Member of the Michigan Senate from the 5th district
- In office November 2, 1835 – July 26, 1836

Personal details
- Born: November 7, 1796 Peru, Massachusetts
- Died: October 5, 1862 (aged 65) Flint, Michigan
- Party: Democratic

= Charles C. Hascall =

American politician

Charles Chandler Hascall (November 7, 1796 – October 5, 1862) was an American newspaper publisher and politician. He served in the Michigan Senate during its first session after adoption of the state constitution.

== Biography ==

Charles Chandler Hascall was born in Peru, Massachusetts, on November 7, 1796, to Samuel Hascall and Esther Starkweather. His father died while he was young, and he and his brother William were adopted by his uncle Jeremiah. Jeremiah already had a son named Charles, so Hascall was known as Charles Chandler or just Chandler. He served in the War of 1812.

He moved to Michigan Territory in 1819, and opened a hotel in Auburn, Michigan, as early as 1825. He was a justice of the peace in Pontiac Township, Michigan, from 1827 to 1829, and township clerk in 1829 and 1830. Complaints were made about Hascall's conduct as justice of the peace in 1828, but Territorial Governor Lewis Cass did not find sufficient cause to remove him from office. He represented Oakland County on the Territorial Council from 1832 to 1835, and was elected as a Democrat to the Michigan Senate for its first term from 1835 to 1837.

Hascall moved to Genesee County in 1836. That same year, he was appointed receiver of public monies for Michigan, and resigned his senate seat on the final day of its session, on July 26, 1836, in order to begin serving in the post. He was removed from the post in 1842, and President James K. Polk re-appointed him in March 1845.

Hascall reached the rank of major general in the state militia. During the Black Hawk War he was commander of the Oakland Cavalry and assembled a company of mounted men to serve under Winfield Scott. He commanded a division during the time of Toledo War, and led them on a march to Toledo in 1835, but as there was no enemy to fight, they returned to their homes soon after.

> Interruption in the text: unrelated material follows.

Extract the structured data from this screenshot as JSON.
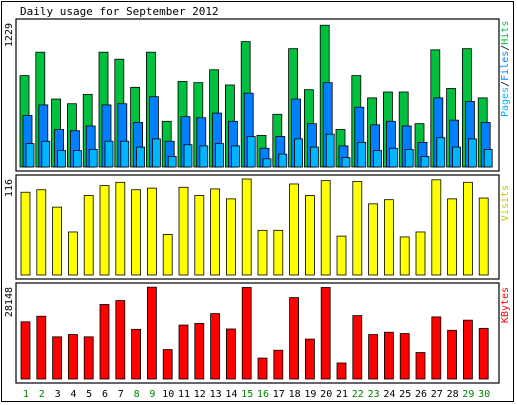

He was involved with several companies building roads and railroads in Michigan. He received a contract for $20,000 to construct the portion of a railroad extending through Genesee County in 1838 and 1839. In 1846, an act of the legislature incorporated the Pontiac and Genesee Railroad Company, with Hascall as one of its commissioners, and in 1847 he was a commissioner of the Port Huron and Lake Michigan Railroad Company. In April 1848, he became a commissioner for two separate plank road companies, one that planned to build a road from Flint, to Grand Blanc, Michigan, which was never built, and another to build a road from Flint to Fentonville, which was completed several years later.

Hascall began publishing The Genesee Republican, a Democratic-aligned paper, on April 17, 1845. He was part of a committee that drafted a city charter in January 1855 that led to Flint, Michigan, becoming a city the following month.

He died in Flint on October 5, 1862, and is buried there in Glenwood Cemetery.

=== Family ===

Hascall married his cousin Charlotte Hascall, the daughter of his uncle who had adopted him and his brother. They divorced, and in 1819 he remarried, to Nancy Rounds. They had one child who died while young, and five who lived to adulthood: Charles C., Angeline (also spelled Angelina and Angeolina), Esther, Richard M., and Henry C. Angeline married future Michigan governor Moses Wisner, and the two of them entertained the Prince of Wales—later Edward VII—during his tour of North America.